As a computational imaging framework, software reconstruction and hardware system are equally important. When the reconstruction parameters do not match the image acquisition process, artifacts may appear in scanning light field microscopy. Effective artifact diagnosis and accurate parameter selection to compensate for system errors are crucial for scanning light field microscopy. This solution provides a detailed description of potential imaging artifacts of different types and various parameters for correction and performance optimization, as shown in Figure 2. Artifacts such as "stripes", "checkerboard patterns", and "honeycomb patterns", among others, can be systematically removed. Furthermore, to enhance tolerance for parameters such as optical system misalignment and equipment manufacturing differences, this solution offers a one-click calibration procedure, enabling robust imaging performance up to the diffraction limit within live tissues. It also provides an open-source graphical user interface for hardware synchronization control and real-time rendering of multi-angle images.
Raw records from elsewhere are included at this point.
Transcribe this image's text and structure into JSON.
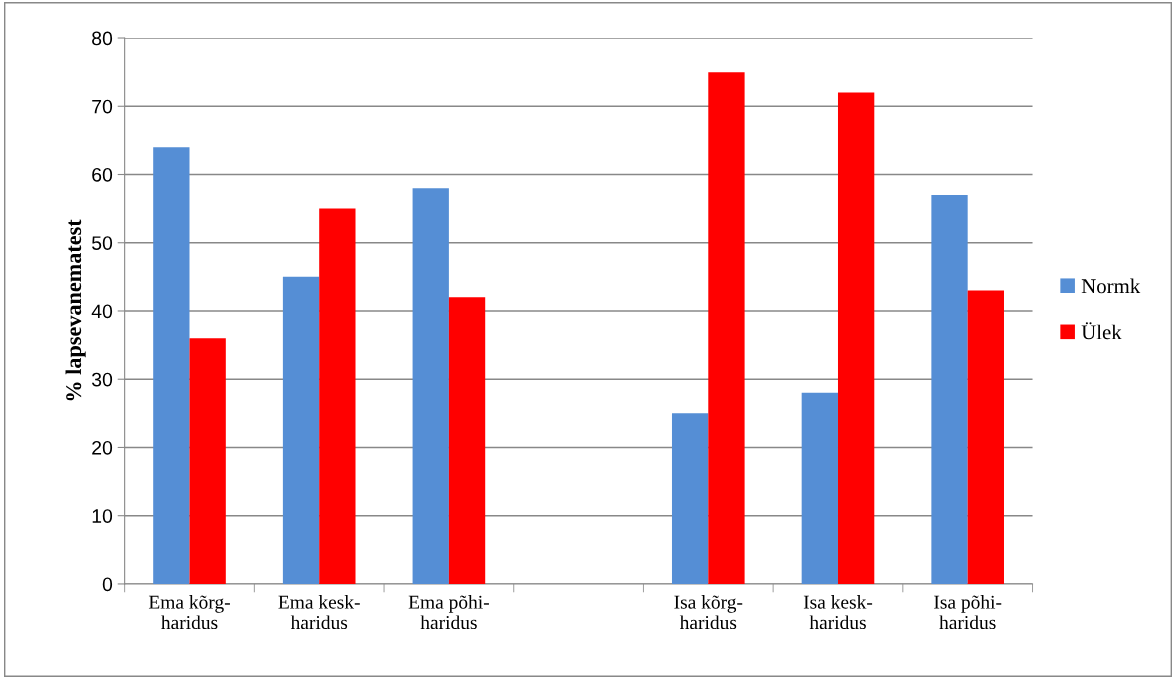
{
  "chart_data": {
    "type": "bar",
    "ylabel": "% lapsevanematest",
    "categories": [
      "Ema kõrg-\nharidus",
      "Ema kesk-\nharidus",
      "Ema põhi-\nharidus",
      null,
      "Isa kõrg-\nharidus",
      "Isa kesk-\nharidus",
      "Isa põhi-\nharidus"
    ],
    "series": [
      {
        "name": "Normk",
        "color": "#558ed5",
        "values": [
          64,
          45,
          58,
          null,
          25,
          28,
          57
        ]
      },
      {
        "name": "Ülek",
        "color": "#ff0000",
        "values": [
          36,
          55,
          42,
          null,
          75,
          72,
          43
        ]
      }
    ],
    "ylim": [
      0,
      80
    ],
    "yticks": [
      0,
      10,
      20,
      30,
      40,
      50,
      60,
      70,
      80
    ],
    "grid": "y",
    "legend": "right"
  }
}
Figure 2. Detailed Analysis and Solution for Artifacts

Finally, the authors demonstrated the spatial resolution of scanning light field microscopy and typical applications in different species, as shown in Figure 3. In complex scenarios such as multi-colored labeled B16F10 cells, migrating neutrophils in live mouse liver, and developing zebrafish embryos, high-resolution live three-dimensional imaging performance was achieved, capturing rapid contraction processes of filamentous pseudopods and dynamic changes of organelles. The high spatiotemporal resolution, digital adaptive correction capability, and low phototoxicity of scanning light field microscopy open new doors for observing interactions between mammalian cells and intracellularly in live organisms. This solution will help researchers achieve advanced imaging performance through low-cost and compact optical systems and can serve as a universal light field imaging framework, further supporting research on complex cell behaviors in different pathological or physiological states within live organisms. The paper includes a complete set of optical path design and mechanical design architectures, along with corresponding commercially available lens selection references. All software and hardware controls and reconstruction algorithms are integrated into a single graphical interface, with interfaces available for further modification, providing a research platform for other light field microscope developers.

Figure 3. Typical Imaging Cases on Different Biological Samples

The first author of this paper is Lu Zhi, a doctoral student from the Department of Automation at Tsinghua University. Cai Yeyi, Nie Yixin, and undergraduate student Yang Yuxin, all from the Department of Automation at Tsinghua University, contributed to the research. The co-corresponding authors of the paper are Professor Dai Qionghai from the Department of Automation, Beijing National Research Center for Information Science and Technology, Institute of Brain and Cognitive Sciences, and Tsinghua-IDG/McGovern Institute for Brain Research, and Assistant Professor Wu Jiamin.


[1] Wu, J. et al. Iterative tomography with digital adaptive optics permits hour-long intravital observation of 3D subcellular dynamics at millisecond scale. Cell 184, 3318-3332 (2021).

[2] Lu, Z. et al. A practical guide to scanning light-field microscopy with digital adaptive optics. Nature Protocols (2022).